IO, throughput and blocking: a simple model
A simple model
Continuing with oversimplification, here I’ll present a model that describes throughput for a blocking and non-blocking IO process where messages have to be sent across a communication channel. This channel is characterized by two parameters, bandwidth and latency, that together with a third parameter, message size, completes the model. Thus
m = message size — the size of the messages to be sent
b = bandwith — the channel’s capacity, data that can be sent per unit time
l = latency — round tri,p time for a ping message
and what we want to identify is the throughput, as a function of these parameters
t = throughput — messages processed per unit time = f(m, b, l)
Throughput is defined as the amount of message replies arriving at the source per unit time, which is equivalent to the rate of messages arriving at the target under the assumption that message replies are not constrained by bandwidth. This throughput is what defines the performance of the IO process. We’ll use arbitrary units for the quantities, but you can think of message size, bandwidth and latency in the usual units (ie Kb, Kb/s, ms) if that makes it clearer.
First, the non-blocking throughput is simply the bandwidth divided by the message size
tn = b / m
this results from the assumption that non-blocking message sending will achieve 100% bandwidth utilization; the number of messages per unit time is directly given by the bandwidth.
With blocking, each message will only be sent once a reply has been received for the previous one; previous messages block subsequent ones. This causes the number of message replies that arrive at the source per unit time to not be fully constrained by bandwidth, but by bandwidth and latency. The net effect is to add a time overhead to each message’s total processing time. Since this overhead occurs per message, we first calculate transmission time for one message using available bandwidth, which is
transmission time = message size / bandwidth
the overhead is half the latency, since that is the time it takes for a message reply to arrive, triggering the next message send. So the total time per message is
total time = transmission time + return delay = m / b + l / 2
because this is the total time required for each message send, the throughput is the reciprocal
tb = 1 / (m / b + l / 2)
This is the function we were looking for. As a sanity check, we can see that if the latency is zero, the above equation reduces to the non-blocking case. This also shows that tb ≤ tn for all values.
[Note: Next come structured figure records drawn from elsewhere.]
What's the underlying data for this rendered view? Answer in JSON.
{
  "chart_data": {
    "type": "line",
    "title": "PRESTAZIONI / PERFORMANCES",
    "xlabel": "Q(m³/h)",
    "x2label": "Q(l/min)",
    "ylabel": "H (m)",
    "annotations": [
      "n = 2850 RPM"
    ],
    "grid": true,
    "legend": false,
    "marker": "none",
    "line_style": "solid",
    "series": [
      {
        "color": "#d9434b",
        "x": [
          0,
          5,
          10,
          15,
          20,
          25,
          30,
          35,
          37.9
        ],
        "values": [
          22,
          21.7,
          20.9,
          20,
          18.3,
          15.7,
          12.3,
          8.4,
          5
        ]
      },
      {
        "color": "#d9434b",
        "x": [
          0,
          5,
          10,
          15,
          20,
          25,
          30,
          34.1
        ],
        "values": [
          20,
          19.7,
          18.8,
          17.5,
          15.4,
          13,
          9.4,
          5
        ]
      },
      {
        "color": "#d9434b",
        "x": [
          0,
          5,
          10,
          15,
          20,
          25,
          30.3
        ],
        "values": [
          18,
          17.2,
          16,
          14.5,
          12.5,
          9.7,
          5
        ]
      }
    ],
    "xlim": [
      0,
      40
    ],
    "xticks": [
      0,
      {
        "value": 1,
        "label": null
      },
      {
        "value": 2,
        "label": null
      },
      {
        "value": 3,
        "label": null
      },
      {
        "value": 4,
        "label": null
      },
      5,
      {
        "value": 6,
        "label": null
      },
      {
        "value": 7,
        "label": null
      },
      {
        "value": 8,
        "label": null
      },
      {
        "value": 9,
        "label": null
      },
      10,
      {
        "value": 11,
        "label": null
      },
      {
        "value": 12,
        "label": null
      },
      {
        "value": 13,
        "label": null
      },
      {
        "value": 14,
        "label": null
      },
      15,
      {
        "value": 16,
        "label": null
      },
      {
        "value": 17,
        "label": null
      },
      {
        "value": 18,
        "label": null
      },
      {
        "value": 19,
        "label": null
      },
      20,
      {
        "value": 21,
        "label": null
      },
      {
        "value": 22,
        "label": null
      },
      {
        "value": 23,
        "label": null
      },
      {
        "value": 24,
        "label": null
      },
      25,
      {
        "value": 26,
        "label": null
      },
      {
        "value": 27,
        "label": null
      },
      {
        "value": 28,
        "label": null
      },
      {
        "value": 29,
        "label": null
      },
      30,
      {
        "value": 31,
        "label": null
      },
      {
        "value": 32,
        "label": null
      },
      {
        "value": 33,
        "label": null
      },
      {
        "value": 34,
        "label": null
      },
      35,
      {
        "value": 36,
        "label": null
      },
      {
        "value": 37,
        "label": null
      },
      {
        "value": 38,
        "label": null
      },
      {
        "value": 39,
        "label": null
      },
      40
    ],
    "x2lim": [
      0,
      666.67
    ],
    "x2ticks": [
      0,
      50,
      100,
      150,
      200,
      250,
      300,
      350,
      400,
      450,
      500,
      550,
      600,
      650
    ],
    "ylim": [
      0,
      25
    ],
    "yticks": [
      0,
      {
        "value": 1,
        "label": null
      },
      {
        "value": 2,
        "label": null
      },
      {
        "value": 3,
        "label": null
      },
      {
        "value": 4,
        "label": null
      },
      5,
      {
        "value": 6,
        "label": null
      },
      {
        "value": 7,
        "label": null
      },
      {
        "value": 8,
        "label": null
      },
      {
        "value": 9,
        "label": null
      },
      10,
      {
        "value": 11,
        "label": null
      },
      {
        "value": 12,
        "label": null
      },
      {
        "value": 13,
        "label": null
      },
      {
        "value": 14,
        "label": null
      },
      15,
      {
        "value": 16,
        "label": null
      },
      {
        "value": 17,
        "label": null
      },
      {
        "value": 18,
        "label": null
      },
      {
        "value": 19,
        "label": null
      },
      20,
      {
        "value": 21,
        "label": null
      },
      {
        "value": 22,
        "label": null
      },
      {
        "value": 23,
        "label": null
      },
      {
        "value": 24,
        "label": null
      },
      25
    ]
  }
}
Note that this throughput corresponds both to that of message replies and messages arriving at the destination, the important point is that the latency blocks further sends, besides adding time to the roundtrip reply. Finally, if delays corresponding to message processing were variable, the term l / 2 would have to be substituted with the average processing time plus half the latency to yield an average throughput.
Let’s plot f using some example values to see what happens. We will use the following
message size = 5
bandwidth = 1-100
latency = 0.01-1.0
To compare performance with and without blocking, we’ll define a quantity
r = ratio of blocking throughput to non-blocking throughput = tb / tn
We will use octave to generate 3D plots for this data, using this simple script
b = [1:100];
l = [0.01:0.01:1];
[x,y] = meshgrid(b,l);
r = (1./((message./x) + y/2))./(x/message);
n = x/message;
b = (1./((message/x) + y/2));
which generates three plots, one for non-blocking throughput, one for blocking throughput, and one for the ratio. The vertical axis shows the throughput, with the two horizontal axes corresponding to bandwidth (left) and latency (right). Message size was fixed at 5 units.
Non-blocking throughput (tn)
Nothing special going on here, throughput scales linearly with bandwidth. Because there is no blocking, latency has no effect, the surface is a plane.
Blocking throughput (tb)
The interesting thing to note here is how latency (bottom right axis) controls the degree to which throughput scales with bandwidth (bottom left axis). With high latency, throughput barely scales, the curve rises but is almost flat. At the other extreme, with zero latency the scaling is the same as in the previous graph, a straight line with the same gradient rising up to the red region. The transition from no scaling to scaling occurs in the middle of the graph, as the shape of the surface changes. Overall, throughput is of course reduced in comparison to non-blocking.
Ratio (r = tb / tn)
A ratio of 1.0, equal throughput, occurs with zero latency, the peak at the top right that continues along the ridge at the top of the graph. But what is interesting is the other ridge that extends towards the bottom. In fact, the trend that we can see from the blue area towards the latency axis is that lower bandwidth produces higher ratios closer to 1.0, equal performance. After a moment’s thought, this makes sense, the lack of bandwidth negates the effects of blocking. Or in other words, blocking still manages to utilize 100% bandwidth when it is scarce.